Another common mistake is to splash overused terms all over the website.

“Getting your financial house in order” is one of the worst phrases I see. No client has ever said, ‘I want to see a financial planner because I want to get my financial house in order,’ ” she says. “A lot of advisers also talk about certainty, which may be good but isn’t an impactful message until you explain what it means, such as paying off the house.”

Susie Munro

The other word Munro disavows is ‘we’.

“Talk to your clients, not about your firm,” she says. “Use a lot of ‘you’ language instead of ‘we’ language. If you’re saying we a lot, you might need to restructure what you’re saying and how you’re saying it.”

Munro runs Sixpence Media, whose own website promises “targeted messaging + non-salesy marketing for fee-for-advice financial planners”. She says advisers need to be clear about whom their ideal client is before they create a content plan for their site.

“The good thing is that when you do know your ideal client, you can be very clear with the language you use,” she says.

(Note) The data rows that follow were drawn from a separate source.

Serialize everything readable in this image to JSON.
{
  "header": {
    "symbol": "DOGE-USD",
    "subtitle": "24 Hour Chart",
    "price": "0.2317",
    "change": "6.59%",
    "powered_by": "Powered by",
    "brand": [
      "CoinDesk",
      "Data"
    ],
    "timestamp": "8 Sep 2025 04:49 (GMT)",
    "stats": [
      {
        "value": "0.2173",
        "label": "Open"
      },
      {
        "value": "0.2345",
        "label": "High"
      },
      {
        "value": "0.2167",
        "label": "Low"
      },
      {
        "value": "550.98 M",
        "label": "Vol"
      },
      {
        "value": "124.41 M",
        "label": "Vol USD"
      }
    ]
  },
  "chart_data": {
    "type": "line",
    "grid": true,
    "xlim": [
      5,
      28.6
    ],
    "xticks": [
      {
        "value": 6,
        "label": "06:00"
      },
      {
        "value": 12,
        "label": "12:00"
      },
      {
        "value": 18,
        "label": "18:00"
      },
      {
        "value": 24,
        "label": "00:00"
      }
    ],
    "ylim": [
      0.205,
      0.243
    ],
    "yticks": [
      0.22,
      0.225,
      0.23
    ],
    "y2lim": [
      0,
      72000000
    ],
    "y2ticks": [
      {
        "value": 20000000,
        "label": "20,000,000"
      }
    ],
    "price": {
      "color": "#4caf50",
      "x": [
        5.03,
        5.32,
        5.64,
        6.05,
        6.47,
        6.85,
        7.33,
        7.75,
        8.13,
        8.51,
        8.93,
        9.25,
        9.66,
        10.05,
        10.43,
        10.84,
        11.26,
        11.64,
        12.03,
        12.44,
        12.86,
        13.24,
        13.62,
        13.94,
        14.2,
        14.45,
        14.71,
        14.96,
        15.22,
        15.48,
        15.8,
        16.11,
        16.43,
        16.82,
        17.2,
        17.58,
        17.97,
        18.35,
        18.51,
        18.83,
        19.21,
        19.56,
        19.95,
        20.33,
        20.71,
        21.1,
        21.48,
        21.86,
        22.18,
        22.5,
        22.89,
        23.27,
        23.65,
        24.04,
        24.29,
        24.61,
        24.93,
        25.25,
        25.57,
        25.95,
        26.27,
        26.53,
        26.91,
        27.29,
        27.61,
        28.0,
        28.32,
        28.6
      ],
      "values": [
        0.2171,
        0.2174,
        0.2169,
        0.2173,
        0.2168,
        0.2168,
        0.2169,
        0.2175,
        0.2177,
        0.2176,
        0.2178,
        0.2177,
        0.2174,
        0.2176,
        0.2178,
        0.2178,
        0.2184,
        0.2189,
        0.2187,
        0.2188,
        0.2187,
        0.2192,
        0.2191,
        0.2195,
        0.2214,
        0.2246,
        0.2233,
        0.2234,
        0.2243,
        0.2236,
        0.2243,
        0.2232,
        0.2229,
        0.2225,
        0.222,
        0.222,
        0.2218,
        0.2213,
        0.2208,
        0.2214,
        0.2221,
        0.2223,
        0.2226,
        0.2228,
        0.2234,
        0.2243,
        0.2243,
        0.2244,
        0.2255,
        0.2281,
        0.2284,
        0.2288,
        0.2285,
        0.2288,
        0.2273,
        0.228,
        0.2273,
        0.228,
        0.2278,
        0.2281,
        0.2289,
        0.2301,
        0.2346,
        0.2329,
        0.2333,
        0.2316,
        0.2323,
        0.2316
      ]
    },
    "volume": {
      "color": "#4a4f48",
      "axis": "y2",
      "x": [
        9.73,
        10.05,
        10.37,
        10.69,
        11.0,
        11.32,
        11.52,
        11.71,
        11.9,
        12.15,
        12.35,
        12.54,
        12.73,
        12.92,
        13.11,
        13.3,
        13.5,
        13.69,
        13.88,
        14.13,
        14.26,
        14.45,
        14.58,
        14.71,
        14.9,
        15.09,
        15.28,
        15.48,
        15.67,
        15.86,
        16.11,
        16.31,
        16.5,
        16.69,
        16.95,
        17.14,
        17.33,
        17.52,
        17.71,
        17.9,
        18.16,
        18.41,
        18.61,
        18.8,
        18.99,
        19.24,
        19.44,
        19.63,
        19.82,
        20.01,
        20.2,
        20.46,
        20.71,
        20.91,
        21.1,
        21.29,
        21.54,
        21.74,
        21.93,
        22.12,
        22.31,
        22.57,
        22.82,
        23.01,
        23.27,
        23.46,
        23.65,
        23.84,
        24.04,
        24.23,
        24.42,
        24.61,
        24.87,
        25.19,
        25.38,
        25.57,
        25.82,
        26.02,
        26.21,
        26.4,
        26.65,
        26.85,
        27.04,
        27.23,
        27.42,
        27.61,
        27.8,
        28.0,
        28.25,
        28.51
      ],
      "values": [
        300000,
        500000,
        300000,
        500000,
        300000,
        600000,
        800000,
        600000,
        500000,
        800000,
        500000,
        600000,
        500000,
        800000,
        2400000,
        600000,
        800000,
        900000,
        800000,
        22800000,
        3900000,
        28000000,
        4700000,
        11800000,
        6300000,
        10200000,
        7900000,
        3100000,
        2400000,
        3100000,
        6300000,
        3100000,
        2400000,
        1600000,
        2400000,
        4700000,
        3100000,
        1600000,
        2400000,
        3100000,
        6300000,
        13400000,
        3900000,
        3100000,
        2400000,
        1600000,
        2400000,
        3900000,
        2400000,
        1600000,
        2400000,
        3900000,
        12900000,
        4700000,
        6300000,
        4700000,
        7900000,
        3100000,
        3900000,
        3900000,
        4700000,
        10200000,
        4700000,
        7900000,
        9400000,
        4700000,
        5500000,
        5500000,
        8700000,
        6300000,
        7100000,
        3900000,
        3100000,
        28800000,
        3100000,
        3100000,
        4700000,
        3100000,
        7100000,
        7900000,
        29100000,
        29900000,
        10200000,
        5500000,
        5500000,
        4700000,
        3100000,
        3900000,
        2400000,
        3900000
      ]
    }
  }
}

Munro believes many planners cast their net too wide, which dilutes their message; however, this doesn’t mean they need to narrow their focus down to a small, predetermined niche.

“A niche doesn’t have to be just a profession, or small business owners or something like that, it can be people who have a particular mindset or play a sport,” she explains. “It doesn’t have to be a traditional niche.”

Website architecture should also be considered, Munro advises.

“You can’t talk about holistic financial planning and say you’re not about money or products, then have services, superannuation and insurance tabs,” she says. “It’s a mismatch.”

Munro appreciates that many advisers create website content themselves, which isn’t their core competency. For those struggling with the task, she has a message.

“Focus on what the client wants and needs,” she says. “Show two things: empathy and some level of authority. Let them know it’s OK to not be at the financial point in their lives where they thought they would be. Talk to them about their problems instead of saying, ‘We’re a firm with 30 years of experience.’ That’s not important to them.”